Los colores y sabores de Tibasosa, Boyacá
Por Susana Illera Martínez
Hace muchos años que no visitaba los pueblitos típicos de mi Colombia querida. Claro, habiendo vivido siempre en ciudades grandes, es fácil olvidarse de las cosas pequeñas que hacen grande la vida de otras personas. La visita me hizo recordar de aquella fábula de Esopo que cuenta la visita de un ratoncito del campo a su primo en la ciudad, y de cómo éste se sorprende de lo diferentes que son las cosas comparadas con su hogar… los paisajes naturales se reemplazan por cemento, los saludos cotidianos son más bien murmullos apurados y las ruidosas sirenas son el equivalente al canto de los pájaros. Si no conoces la historia, te invito a que la leas aquí.
El disfrute comienza tan pronto como el automóvil sale de los límites del orbe, y se abre camino entre montañas con pastos de diferentes tonos de verde; parcelas y cultivos que imitan los retazos de una colcha tejida por abuelitas en una tarde de invierno. Vacas, caballos, burros, carreteras desiguales y veredas remendadas; y uno que otro restaurante con pocos lujos, pero mucha concurrencia. Paraísos anti-dieta ofreciendo manjares que te hacen desear tener, al igual que las vacas, cuatro estómagos para poder probarlos y saborearlos ¡todos!
Al llegar, la curiosidad y las piernas entumidas te invitan a recorrer el pueblo y comenzar tu aventura sin perder más tiempo. Lo que no sospechas, es que tardas más en ponerte tu bufanda, sombrero, abrigo y amarrarte los cordones de los tenis, que en recorrer el pueblo en su totalidad.
Tibasosa se resume en una plaza principal con jardines de eterna primavera y adoquines añejos que dirigen a la población directamente a su colonial iglesia. En las cinco o seis cuadras al rededor de dicha plaza, todos los vecinos se conocen por nombre, ocupación y número de generaciones que han residido en el lugar.
Las banderas de Colombia bailan al compás del viento entre las flores que adornan los balcones. Casas de colores, tejados terracota y caminos de polvo y maleza.
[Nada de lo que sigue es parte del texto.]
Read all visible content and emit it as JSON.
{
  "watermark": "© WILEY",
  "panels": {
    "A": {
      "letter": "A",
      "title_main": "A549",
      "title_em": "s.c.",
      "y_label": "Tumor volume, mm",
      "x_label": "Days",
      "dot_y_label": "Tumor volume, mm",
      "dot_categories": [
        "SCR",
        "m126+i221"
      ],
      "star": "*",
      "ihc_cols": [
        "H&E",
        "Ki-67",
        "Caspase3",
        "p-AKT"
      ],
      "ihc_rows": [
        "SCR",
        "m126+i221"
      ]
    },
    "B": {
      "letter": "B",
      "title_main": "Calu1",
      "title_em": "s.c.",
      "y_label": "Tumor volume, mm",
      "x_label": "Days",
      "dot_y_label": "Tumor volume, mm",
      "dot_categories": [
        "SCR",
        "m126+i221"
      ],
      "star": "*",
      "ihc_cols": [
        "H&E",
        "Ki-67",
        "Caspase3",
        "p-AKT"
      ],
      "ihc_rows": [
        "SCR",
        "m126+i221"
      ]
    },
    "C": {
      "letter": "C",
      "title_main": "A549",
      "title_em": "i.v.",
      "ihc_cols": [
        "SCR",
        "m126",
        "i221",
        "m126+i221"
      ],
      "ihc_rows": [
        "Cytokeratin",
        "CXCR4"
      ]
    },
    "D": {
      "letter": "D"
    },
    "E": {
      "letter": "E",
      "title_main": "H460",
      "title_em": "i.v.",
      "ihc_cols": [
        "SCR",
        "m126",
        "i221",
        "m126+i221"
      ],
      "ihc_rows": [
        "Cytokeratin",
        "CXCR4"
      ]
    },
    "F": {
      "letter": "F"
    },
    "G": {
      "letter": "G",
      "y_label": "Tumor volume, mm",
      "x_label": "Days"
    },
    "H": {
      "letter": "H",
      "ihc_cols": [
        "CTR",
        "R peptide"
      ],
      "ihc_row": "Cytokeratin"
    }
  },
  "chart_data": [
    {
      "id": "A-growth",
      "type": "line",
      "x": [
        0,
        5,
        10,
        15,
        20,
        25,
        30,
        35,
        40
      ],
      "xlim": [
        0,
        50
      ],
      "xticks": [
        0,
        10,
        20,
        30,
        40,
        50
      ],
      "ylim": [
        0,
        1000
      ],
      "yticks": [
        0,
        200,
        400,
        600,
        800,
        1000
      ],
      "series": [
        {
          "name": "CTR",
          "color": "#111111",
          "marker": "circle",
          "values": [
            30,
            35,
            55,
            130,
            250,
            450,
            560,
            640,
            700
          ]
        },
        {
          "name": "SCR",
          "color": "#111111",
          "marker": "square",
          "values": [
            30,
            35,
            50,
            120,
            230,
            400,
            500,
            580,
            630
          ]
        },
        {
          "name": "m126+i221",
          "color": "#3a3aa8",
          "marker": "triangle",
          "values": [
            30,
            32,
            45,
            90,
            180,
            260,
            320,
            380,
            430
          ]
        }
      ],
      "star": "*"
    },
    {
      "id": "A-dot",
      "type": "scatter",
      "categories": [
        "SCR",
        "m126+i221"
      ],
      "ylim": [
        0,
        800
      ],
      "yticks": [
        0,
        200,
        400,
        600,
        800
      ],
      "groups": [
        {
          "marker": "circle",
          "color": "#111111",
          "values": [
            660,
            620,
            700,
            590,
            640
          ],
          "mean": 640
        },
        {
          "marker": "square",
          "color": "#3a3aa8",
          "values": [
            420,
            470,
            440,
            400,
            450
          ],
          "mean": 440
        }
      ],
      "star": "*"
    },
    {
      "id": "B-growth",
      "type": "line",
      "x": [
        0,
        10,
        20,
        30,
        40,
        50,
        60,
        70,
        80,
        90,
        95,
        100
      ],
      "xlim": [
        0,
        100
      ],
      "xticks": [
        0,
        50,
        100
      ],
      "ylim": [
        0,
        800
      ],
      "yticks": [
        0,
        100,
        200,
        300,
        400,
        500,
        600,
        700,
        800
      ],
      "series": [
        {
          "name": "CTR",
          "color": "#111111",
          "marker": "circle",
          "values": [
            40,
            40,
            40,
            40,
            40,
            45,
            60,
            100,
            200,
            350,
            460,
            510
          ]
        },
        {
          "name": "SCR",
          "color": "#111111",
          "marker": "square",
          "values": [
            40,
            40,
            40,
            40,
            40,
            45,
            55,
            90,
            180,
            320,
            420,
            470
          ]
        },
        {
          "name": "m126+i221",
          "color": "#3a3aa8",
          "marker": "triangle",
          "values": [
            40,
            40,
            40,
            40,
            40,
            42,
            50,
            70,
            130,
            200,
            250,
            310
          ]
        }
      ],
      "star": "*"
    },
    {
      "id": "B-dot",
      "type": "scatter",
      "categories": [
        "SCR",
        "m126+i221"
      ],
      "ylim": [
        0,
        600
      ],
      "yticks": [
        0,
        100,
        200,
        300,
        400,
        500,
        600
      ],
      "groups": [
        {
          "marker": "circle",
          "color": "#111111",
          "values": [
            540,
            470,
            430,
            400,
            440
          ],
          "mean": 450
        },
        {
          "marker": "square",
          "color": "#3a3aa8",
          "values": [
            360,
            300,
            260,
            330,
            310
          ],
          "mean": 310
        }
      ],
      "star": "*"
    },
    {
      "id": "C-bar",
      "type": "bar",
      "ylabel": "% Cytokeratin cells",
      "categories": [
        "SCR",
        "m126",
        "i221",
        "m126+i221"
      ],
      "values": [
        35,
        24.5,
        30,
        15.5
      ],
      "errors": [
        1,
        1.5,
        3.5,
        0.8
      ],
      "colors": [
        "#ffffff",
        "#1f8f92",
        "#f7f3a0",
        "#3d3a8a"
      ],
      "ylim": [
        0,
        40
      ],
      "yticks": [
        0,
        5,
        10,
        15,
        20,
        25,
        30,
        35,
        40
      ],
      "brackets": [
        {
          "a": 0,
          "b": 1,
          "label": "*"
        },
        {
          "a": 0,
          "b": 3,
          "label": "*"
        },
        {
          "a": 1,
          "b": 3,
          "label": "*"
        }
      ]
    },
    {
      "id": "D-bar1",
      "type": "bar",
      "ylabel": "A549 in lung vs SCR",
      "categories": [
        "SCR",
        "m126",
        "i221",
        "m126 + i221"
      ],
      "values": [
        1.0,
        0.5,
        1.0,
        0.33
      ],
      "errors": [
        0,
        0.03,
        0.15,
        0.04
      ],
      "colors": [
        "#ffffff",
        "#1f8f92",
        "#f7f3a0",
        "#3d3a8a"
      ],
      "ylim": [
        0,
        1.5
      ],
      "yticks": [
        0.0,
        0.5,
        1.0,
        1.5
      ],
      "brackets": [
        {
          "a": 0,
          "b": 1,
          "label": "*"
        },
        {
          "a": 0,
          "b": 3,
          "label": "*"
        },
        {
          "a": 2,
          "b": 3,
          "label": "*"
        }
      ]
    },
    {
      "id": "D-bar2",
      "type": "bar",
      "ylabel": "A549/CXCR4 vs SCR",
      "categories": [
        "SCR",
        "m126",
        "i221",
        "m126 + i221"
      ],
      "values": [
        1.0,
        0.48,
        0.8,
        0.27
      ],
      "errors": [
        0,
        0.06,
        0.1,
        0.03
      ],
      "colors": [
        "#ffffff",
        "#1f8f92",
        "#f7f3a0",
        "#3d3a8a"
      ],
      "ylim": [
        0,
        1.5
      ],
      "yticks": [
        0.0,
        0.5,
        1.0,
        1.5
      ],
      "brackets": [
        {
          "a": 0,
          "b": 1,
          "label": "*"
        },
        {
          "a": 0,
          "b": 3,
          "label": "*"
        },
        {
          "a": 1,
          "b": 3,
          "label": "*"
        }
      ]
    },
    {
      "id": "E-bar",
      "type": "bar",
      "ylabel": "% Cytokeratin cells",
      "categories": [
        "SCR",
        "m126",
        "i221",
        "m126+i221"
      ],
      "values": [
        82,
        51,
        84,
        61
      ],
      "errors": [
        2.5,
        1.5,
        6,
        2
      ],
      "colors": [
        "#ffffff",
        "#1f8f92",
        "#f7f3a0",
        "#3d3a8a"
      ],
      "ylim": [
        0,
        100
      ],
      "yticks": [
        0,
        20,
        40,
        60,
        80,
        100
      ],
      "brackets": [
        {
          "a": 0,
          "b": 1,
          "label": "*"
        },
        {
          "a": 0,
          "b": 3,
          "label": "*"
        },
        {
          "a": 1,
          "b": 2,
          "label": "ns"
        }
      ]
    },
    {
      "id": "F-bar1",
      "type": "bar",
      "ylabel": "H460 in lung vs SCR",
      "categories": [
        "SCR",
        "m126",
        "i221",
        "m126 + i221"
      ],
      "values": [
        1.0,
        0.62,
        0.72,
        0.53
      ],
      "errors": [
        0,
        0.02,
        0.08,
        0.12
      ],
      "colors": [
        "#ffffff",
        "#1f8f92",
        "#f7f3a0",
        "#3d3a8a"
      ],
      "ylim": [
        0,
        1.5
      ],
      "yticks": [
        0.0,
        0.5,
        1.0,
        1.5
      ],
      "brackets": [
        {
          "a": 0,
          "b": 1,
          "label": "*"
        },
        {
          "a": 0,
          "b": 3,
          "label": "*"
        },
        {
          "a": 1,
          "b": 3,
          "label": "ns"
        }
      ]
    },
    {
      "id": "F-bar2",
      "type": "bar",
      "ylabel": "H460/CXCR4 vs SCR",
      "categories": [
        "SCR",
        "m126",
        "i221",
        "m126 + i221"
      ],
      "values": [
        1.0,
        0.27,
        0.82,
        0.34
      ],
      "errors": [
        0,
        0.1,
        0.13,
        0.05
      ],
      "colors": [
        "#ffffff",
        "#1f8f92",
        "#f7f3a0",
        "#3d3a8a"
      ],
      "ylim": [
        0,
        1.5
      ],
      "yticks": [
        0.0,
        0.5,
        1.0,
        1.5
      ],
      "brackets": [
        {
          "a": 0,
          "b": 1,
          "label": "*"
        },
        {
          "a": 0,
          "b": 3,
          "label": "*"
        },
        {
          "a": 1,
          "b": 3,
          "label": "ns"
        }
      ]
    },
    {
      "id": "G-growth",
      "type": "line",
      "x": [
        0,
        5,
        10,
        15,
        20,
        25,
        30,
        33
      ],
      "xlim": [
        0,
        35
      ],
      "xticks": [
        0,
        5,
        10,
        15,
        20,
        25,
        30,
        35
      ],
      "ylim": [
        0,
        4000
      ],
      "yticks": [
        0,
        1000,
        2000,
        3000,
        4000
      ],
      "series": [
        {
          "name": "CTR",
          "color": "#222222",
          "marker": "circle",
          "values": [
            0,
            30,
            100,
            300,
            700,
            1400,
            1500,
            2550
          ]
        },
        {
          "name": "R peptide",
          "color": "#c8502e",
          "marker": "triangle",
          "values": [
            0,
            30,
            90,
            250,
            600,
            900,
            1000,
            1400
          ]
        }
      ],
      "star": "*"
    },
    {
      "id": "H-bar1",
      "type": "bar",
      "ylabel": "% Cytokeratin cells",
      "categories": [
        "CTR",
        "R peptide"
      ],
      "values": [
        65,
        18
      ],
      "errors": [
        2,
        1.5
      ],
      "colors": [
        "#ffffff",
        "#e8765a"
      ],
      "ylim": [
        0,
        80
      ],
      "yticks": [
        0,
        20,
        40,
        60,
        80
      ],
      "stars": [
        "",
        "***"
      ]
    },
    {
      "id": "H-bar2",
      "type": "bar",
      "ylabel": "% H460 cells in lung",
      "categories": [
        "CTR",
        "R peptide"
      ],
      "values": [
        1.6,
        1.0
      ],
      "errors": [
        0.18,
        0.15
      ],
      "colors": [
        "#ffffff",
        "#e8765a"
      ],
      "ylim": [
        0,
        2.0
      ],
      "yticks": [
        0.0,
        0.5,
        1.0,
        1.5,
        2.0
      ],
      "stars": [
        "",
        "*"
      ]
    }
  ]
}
En este escondite de los Andes, hay tiempo para todo: para caminar cuesta arriba y maravillarte con la vista del pueblo desde la montaña, y para sentarte a meditar acompañado de un refrescante batido o unos dulces de feijoa. Y hasta sobra tiempo para ir a la tienda a buscar verduras frescas y regresar a la casa a preparar una deliciosa comida en el horno de leña y luego sentarte en el portón de la casa antes de que llegue el frio fuerte de las seis de la tarde; muy buena hora para calentar el alma con un café recién colado o un vino hervido con naranja, clavos y canela.
Tibasosa, como muchos otros pueblitos de Colombia y de América Latina, es un buen lugar para desintoxicarse de la prisa, la estimulación constante y las malas vibras del ambiente citadino. No lo niego, en ocasiones se me cruza por la mente que mi hogar sea en un lugar así, un refugio escondido como aquellas casitas con chimenea, patio con hamaca y jardín con hortalizas.
Pero ¿cuánto tiempo dura ese pensamiento? mmm, tal vez unos minutos, hasta que me acuerdo de que yo también me alimento de adrenalina y un poco de estrés, que los correcorres mañaneros son parte de mi vida, que disfruto teniendo todo y a todos tan lejos y a la vez tan cerca… y admito que sonrío cuando sé que no tengo que esperar más de 30 segundos para estar conectada al mundo cibernético.
Reconozco que yo soy un ratón de ciudad, y lo seré por mucho tiempo.